December 5, 2018 · ASW Northern Swarm

Strikepods to Monitor Right Whales

The North Atlantic right whale. Wikimedia Commons

Through a unique partnership with marine conservation and environmental organizations, Strikepods will be deployed to the waters off New England and Nova Scotia to protect the highly endangered North Atlantic right whale.

Despite enjoying protection since the 1930s after being hunted nearly to extinction, the North Atlantic right whale population has struggled to rebound.

  • Given that they are coastal creatures, North Atlantic right whales are particularly vulnerable to ship strikes and are at increased risk of entanglement in fishing lines.

  • Though their population enjoyed a brief rebound in the late 20th century, North Atlantic right whales only number around 450, and with only 100 breeding females bearing one calf every three to five years, scientists fear that without drastic measures, extinction could be as close as twenty years away.

Operation Northern Swarm will augment protective measures currently in place by providing persistent and wide-area monitoring of the whales as they dwell in their feeding grounds off the New England coast.

  • Eighty Atom-class microsubmarines will be deployed from USCGC SPENCER at a location approximately 150 miles off the coast of Boston, MA.

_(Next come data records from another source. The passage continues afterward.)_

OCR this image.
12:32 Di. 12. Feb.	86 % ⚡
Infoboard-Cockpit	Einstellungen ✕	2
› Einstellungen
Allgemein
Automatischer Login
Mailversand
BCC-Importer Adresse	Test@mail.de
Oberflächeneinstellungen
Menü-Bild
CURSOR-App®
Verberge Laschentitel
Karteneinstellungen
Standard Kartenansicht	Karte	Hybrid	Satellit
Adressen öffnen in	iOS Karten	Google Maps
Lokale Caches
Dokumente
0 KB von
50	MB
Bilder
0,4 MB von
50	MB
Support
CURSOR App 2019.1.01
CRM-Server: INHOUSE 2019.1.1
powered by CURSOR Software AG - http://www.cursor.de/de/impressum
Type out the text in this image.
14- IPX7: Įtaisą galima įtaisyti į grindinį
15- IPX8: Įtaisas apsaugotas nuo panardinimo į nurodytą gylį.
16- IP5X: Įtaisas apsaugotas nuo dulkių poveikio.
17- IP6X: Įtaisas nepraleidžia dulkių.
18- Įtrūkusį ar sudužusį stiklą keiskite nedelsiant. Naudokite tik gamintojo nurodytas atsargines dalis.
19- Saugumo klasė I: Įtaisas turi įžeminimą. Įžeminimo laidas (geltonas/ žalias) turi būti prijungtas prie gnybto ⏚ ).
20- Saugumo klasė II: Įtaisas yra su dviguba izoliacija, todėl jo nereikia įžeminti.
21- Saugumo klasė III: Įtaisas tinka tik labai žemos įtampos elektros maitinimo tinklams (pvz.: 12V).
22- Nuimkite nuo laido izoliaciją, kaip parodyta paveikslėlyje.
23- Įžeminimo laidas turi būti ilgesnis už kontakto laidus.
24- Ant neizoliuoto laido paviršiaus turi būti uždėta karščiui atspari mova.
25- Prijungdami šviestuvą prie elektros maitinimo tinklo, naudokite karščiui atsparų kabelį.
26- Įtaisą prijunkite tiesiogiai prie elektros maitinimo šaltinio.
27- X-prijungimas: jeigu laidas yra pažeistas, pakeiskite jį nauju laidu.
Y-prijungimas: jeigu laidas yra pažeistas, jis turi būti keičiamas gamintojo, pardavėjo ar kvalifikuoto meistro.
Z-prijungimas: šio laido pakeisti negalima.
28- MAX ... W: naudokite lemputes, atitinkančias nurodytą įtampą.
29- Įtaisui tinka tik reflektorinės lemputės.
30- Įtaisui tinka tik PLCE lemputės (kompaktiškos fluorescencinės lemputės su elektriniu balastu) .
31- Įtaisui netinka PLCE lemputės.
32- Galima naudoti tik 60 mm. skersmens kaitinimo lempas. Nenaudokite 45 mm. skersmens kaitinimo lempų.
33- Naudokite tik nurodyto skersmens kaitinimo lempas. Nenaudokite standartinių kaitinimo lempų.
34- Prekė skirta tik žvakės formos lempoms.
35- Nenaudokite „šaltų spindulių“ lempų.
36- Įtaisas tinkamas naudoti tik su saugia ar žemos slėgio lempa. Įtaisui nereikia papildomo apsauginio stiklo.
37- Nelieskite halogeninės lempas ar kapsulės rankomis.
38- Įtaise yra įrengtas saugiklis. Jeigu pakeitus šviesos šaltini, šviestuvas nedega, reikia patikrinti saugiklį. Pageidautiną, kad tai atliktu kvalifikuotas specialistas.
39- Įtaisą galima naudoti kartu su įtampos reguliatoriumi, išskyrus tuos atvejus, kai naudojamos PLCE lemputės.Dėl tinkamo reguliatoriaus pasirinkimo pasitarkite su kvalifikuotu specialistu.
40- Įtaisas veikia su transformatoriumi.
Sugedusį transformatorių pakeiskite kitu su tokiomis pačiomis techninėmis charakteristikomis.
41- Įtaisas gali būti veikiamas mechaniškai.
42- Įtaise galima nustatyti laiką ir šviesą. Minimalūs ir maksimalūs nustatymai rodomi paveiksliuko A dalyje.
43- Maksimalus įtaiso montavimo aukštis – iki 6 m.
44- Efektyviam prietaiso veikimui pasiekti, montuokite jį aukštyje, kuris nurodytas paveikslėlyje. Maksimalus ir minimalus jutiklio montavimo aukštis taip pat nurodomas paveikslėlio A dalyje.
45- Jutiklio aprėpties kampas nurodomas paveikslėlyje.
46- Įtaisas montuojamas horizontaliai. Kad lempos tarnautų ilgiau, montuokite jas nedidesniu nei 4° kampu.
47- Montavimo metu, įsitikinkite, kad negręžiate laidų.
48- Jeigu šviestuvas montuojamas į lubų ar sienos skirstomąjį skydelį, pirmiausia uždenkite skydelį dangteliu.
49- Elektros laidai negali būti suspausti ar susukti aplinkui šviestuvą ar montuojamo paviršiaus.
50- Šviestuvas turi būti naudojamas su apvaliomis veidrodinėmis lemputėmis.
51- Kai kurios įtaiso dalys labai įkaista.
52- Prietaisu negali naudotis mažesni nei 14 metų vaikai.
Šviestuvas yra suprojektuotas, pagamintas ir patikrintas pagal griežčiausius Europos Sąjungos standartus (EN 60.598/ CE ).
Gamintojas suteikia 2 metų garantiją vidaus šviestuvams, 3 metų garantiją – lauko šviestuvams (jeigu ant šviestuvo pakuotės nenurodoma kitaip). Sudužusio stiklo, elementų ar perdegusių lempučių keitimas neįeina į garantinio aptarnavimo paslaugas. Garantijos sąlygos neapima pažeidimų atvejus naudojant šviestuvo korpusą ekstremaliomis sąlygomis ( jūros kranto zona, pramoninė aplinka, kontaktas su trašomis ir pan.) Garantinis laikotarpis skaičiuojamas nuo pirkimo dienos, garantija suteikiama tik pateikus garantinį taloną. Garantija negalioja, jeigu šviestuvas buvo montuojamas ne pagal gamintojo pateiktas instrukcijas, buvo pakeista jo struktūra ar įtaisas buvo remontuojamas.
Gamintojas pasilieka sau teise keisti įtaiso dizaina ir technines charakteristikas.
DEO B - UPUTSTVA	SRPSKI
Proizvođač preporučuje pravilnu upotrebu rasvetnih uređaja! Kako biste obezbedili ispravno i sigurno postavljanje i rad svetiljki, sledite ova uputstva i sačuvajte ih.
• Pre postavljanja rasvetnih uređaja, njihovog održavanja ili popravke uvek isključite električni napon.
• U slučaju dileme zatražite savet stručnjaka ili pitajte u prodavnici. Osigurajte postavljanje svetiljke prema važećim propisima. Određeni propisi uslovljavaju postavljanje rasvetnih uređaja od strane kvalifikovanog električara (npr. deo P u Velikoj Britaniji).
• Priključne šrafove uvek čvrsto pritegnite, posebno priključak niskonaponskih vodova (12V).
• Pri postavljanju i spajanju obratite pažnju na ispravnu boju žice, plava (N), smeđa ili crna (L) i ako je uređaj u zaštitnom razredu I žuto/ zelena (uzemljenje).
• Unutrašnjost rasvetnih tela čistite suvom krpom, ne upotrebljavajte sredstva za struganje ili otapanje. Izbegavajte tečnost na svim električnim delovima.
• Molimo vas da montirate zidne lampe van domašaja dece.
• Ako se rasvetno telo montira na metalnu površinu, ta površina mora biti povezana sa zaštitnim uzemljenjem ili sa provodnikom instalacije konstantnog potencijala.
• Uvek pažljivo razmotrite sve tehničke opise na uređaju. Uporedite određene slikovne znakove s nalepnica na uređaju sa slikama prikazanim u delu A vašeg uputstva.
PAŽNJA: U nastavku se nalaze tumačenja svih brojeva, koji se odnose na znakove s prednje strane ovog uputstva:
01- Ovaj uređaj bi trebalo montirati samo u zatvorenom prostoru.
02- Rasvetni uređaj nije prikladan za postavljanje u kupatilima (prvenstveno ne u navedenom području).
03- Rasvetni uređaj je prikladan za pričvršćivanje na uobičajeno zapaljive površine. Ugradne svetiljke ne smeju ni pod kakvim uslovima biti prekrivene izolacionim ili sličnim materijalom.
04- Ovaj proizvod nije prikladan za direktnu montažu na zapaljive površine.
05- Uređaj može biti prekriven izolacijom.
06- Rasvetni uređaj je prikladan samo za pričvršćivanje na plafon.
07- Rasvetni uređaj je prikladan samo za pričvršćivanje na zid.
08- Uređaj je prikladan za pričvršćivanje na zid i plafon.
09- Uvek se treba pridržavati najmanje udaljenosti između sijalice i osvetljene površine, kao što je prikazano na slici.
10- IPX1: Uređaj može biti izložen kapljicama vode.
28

  • There, the Atoms will organize into four twenty-ship Strikepods and, in close cooperation with air support and in-theater undersea gliders, sweep the habitat area (approximately 30,000 square miles), south to Massachusetts and Cape Cod Bays, the Stellwagen Bank, and coastal Cape Cod, and north to the Bay of Fundy and coastal Nova Scotia.

  • Upon contact, two-ship "splinter" Strikepods will be deployed to monitor, from a non-threatening distance, each individual or pod of whales.

  • To avoid disturbing the mammals, Strikepods will utilize passive sonar for detection and tracking, relying on vocalizations, respiration, feeding, and "hull turbulence" as the whales move through the water.

For the first time, sophisticated anti-submarine warfare (ASW) technologies and tactics will be brought to bear against threats to marine life.

  • Each splinter Strikepod will be comprised of two Atom-class microsubmarines, one designated a relay and the other a remora.

  • The relay will remain at or near the ocean surface in order to provide real-time data to partner organizations, and to act as an AIS transceiver, while the remora will be charged with tracking. For purposes of Northern Swarm, remora mode will be non-contact - i.e. limited to acoustic tracking only.

  • The whale's location, speed, bearing, and heading will be displayed on all AIS-enabled vessels in an effort to reduce the risk of collision.

  • If the relay detects that a collision is imminent, it will transmit a special warning broadcast via AIS directly to the inbound threat.

  • If acoustic data suggests a whale is struggling or in distress (as from entanglement), both the remora and relay will collect imagery (undersea and surface) which will then be transmitted to partner organizations to determine if intervention/rescue is needed.

Operation Northern Swarm is currently scheduled to commence in the Spring of 2019, after the whales migrate north from their calving grounds off the coast of the southeastern United States.